Le dépistage généralisé du cancer du sein par la mammographie serait inefficace. C'est la conclusion d'une étude canadienne menée par le chercheur britannique
Anthony Miller et publiée sur le site internet du "
British Medical Journal". L'étude a été réalisée sur un échantillon de 89.835 canadiennes âgées de 40 à 59 ans, sur 25 ans (1980-2005).
L'étude a été menée de la manière suivante : la moitié des femmes suivies ont eu recours à une mammographie tous les ans pendant cinq ans, assortie d'un examen physique des seins. Les autres ont été soumises uniquement aux examens physiques (palpation). Les femmes ont été assignées dans ces deux groupes par tirage au sort.
Les résultats sont troublants. Dans les deux groupes, 500 et 505 décès ont été constatés, sur, respectivement, 3.250 et 3.133 femmes. Deux techniques de dépistage différentes aux effets quasi identiques.

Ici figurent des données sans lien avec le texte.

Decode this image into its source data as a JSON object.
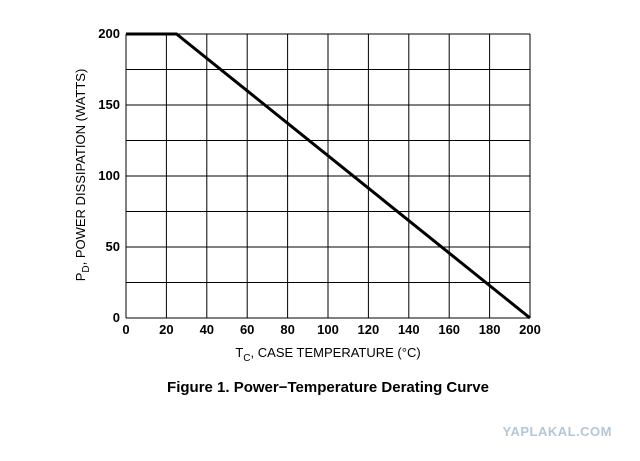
{
  "chart_data": {
    "type": "line",
    "caption": "Figure 1. Power−Temperature Derating Curve",
    "xlabel": {
      "prefix": "T",
      "subscript": "C",
      "text": ", CASE TEMPERATURE (°C)"
    },
    "ylabel": {
      "prefix": "P",
      "subscript": "D",
      "text": ", POWER DISSIPATION (WATTS)"
    },
    "xlim": [
      0,
      200
    ],
    "ylim": [
      0,
      200
    ],
    "x_ticks": [
      0,
      20,
      40,
      60,
      80,
      100,
      120,
      140,
      160,
      180,
      200
    ],
    "y_ticks": [
      0,
      50,
      100,
      150,
      200
    ],
    "x_grid": [
      0,
      20,
      40,
      60,
      80,
      100,
      120,
      140,
      160,
      180,
      200
    ],
    "y_grid": [
      0,
      25,
      50,
      75,
      100,
      125,
      150,
      175,
      200
    ],
    "grid": true,
    "series": [
      {
        "x": [
          0,
          25,
          200
        ],
        "y": [
          200,
          200,
          0
        ]
      }
    ],
    "colors": {
      "line": "#000000",
      "grid": "#000000",
      "watermark": "#b4c7d7"
    }
  },
  "watermark": "YAPLAKAL.COM"
}
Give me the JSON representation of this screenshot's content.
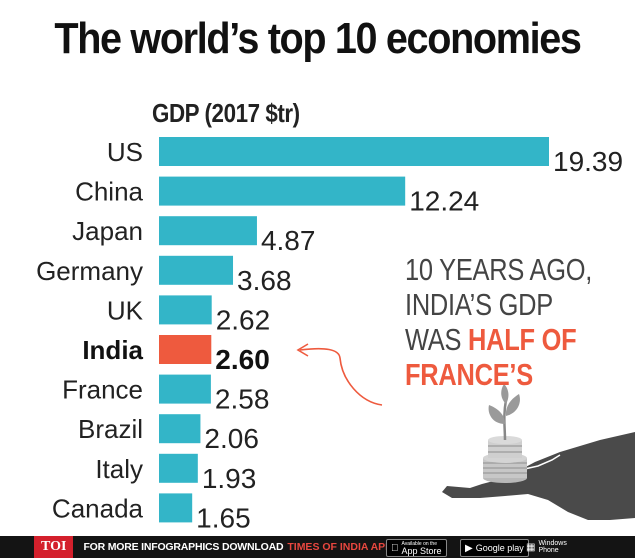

L'étude pointe aussi du doigt le surdiagnostic causé par la mammographie dans 22% des cas.
106 cancers du sein sans gravité ont été enregistrés au bout de seulement 15 ans d'étude dans le groupe ayant eu recours à la mammographie. Résultat : ces femmes ont reçu de lourds traitements alors que leur tumeur ne pouvait pas avoir d'impact sur leur vie. De plus, elles ont été exposées inutilement aux radiations, selon cette étude. Or, cette pratique est généralisée dans plusieurs pays au monde, en particulier occidentaux.
Dépistage systématique : sujet à controverse
En se fondant sur des études montrant une baisse de la mortalité, de nombreux pays occidentaux ont mis en place des programmes de dépistage organisé du cancer du sein. En France par exemple, le programme s'adresse à toutes les femmes âgées de 50 à 74 ans qui sont invitées à faire des mammographies tous les deux ans, prises en charge à 100% par l'Assurance maladie.
Mais d'autres études sont plus contradictoires : selon
une étude de la Collaboration Cochrane, publiée pour la première fois en 2000 et régulièrement réévaluée depuis, le taux de mortalité des femmes dépistées ne serait guère différent de celui des autres femmes. Une étude britannique publiée en 2012 avait au contraire estimé que le dépistage organisé du cancer du sein sauvait des vies mais entraînait un surdiagnostic estimé à près de 20%. Une autre
enquête britannique publiée la même année allait plus loin encore. Elle soulignait les risques de cancer du sein par la mammographie chez les femmes âgées de moins de 30 ans et prédisposées génétiquement à cette maladie.
S'exprimant en septembre dernier, le Dr Jérôme Viguier, le directeur du Pôle santé publique et soins de l'Institut national du cancer (INCa-France) avait pour sa part estimé que la controverse était "scientifiquement réglée". Il avait ajouté que selon les dernières études, les programmes de dépistage organisé avaient permis de réduire la mortalité par cancer du sein de 15 à 21% et d'éviter 150 à 300 décès pour 100.000 femmes participant de manière régulière au dépistage pendant 10 ans.
"Nos résultats rejoignent les vues de certains commentateurs qui estiment que les politiques de dépistage par mammographies devraient être revues" dans les pays développés, estiment les auteurs de l'étude canadienne. Mais selon eux, la chose ne sera pas facile "parce que les gouvernements, les organismes de financement de la recherche, les chercheurs et les médecins peuvent avoir intérêt à poursuivre des activités qui sont bien établies".